Bu haliyle öğretmenlik artık başarılı öğrencilerin tercihleri arasında yer alacak cazip bir meslek olmaktan uzak kalmıştır. Öğretmenlik mesleğini tercih eden bir gencin önüne yol haritası koymalı, 5 yıl, 10 yıl, 20 yıl sonunda ne olabileceğini net belirlemeli, emeklilik şartlarını iyileştirerek geleceğinin garanti altında olduğunu göstermelisiniz. Eğitimde kalite bekleniyorsa kesenin ağzı açılmalı.
Öncelikle öğretmen atamanın değil yetiştirmenin peşine düşülmesi gerekir. Görevdeki öğretmenlerin geliştirilmesi de atama yapmaktan daha mühimdir. En azından şimdi bir ağaç dikerseniz, belki meyvesini hemen yiyemezseniz ama bir dikili ağacınız olur. Kimse bizim çocuklarımızı bizim yerimize yetiştiremez.

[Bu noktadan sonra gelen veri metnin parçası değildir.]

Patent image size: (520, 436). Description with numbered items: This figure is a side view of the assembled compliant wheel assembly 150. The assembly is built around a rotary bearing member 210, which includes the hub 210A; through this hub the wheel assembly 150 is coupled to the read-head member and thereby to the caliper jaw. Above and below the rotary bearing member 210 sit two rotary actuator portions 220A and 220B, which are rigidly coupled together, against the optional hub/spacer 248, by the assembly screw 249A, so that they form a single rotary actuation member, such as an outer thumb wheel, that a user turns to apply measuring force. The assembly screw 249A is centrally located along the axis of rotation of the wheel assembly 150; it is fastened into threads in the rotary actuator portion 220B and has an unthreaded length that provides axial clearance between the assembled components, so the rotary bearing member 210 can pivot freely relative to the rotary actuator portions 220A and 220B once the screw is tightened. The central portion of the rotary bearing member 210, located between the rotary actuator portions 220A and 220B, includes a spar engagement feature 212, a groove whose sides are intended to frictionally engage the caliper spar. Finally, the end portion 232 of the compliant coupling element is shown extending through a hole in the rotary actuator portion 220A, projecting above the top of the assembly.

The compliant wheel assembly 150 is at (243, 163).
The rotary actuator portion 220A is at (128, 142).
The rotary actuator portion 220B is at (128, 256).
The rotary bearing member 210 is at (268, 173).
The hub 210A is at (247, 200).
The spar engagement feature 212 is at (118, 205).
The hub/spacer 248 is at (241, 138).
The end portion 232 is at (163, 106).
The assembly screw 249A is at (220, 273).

Gerçekten öneri istiyorsanız:
1) Mülakatı kaldırın, en azından ağırlığını düşürün.
2) Öğretmen liselerini yeniden açın.
3) Formasyon satmayı bırakın.
4) Görevdeki öğretmenlerin gelişimi için teşvik mekanizmaları kurun.
5) Öğretmenliği cazip bir meslek haline getirin.